In Pandumaan-Sipituhuta, North Sumatra, indigenous peoples featured in a recent documentary lament the loss of customary forests, and the Benzoin trees their families have relied on for livelihood for more than three centuries, that were cut down by a wood pulp producer and replaced with eucalyptus plantations.
This balancing act between development and conservation aims is being played out right now in Aceh. Environmentalists are concerned about a new spatial plan that would open up about 1.2 million hectares of forests for palm oil, timber and mining concessions in the Leuser Ecosystem (fewer than 15 000 hectares of this rezoned land would be allocated for local communities). The Leuser Ecosystem, which includes UNESCO World Heritage listed Gunung Leuser National Park and is considered to be one of the most “irreplaceable protected areas”, is reportedly the only place on earth where rare mega-fauna like tigers, rhinos, elephants and orangutans share the rainforest.
At the time of writing, a petition against the plan had attracted more than 1.3 million signatures.
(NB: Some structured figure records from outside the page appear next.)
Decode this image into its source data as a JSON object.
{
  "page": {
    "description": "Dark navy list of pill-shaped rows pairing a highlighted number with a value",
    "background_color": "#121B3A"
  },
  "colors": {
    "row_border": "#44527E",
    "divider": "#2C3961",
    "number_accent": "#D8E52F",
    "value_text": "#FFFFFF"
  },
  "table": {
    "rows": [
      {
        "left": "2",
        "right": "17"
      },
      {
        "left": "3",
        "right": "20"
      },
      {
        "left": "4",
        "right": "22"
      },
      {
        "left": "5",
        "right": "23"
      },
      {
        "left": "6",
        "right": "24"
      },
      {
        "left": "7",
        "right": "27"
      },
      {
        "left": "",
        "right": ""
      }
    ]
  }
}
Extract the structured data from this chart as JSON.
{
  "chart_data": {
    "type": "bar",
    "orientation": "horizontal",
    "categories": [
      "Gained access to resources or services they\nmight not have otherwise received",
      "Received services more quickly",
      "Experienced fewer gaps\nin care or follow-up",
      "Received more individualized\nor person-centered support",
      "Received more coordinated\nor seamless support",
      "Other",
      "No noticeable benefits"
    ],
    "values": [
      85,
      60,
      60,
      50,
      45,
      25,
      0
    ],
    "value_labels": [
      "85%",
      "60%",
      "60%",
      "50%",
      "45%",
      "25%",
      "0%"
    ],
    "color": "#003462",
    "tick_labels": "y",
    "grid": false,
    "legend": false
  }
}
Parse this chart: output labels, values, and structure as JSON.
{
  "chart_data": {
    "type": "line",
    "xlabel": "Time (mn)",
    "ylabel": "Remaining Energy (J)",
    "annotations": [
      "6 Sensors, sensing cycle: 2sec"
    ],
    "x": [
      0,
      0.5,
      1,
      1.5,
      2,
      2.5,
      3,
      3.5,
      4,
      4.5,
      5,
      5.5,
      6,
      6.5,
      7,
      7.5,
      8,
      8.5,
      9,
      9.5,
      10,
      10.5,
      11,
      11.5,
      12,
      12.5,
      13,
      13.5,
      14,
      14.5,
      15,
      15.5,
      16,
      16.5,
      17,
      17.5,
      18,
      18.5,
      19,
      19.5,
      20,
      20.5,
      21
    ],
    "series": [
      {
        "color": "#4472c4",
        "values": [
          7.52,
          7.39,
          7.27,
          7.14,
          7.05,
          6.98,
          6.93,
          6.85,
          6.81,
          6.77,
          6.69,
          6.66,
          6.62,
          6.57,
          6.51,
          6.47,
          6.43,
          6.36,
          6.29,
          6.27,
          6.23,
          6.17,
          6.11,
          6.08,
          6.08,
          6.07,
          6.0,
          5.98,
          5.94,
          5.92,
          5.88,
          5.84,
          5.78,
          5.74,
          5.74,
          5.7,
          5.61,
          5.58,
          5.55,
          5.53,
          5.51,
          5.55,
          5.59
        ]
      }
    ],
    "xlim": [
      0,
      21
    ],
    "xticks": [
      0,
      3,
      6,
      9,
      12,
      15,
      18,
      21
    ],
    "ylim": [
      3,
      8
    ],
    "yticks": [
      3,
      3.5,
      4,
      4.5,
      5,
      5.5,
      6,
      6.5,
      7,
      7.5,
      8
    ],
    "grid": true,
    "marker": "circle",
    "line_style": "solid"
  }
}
The spatial plan contradicts the country’s moratorium on new forestry concessions, a discord that is complicated by the autonomy Aceh was granted in a 2005 peace deal to end separatist conflict.
It remains to be seen whether this natural forest in Aceh will be opened up to industry.
It is clear that, despite efforts at reigning in illegal loggers, double dipping companies are continuing to spur the loss of rainforests. What is unclear, however, is why it is still legal for companies to convert more forests for the sake of cheap raw material, when there is plenty of unutilised land already allocated for timber plantations.
This brings us back to the beginning. As CIFOR’s Obidzinski told The Diplomat, there is no getting around the need for plantation wood to fill the supply gap and the allocated land “should be more than enough to generate the raw material that industry needs.”
With the right policies there is room for radical improvement. With the right policies Indonesia’s remaining forests would surely breath a sigh of relief.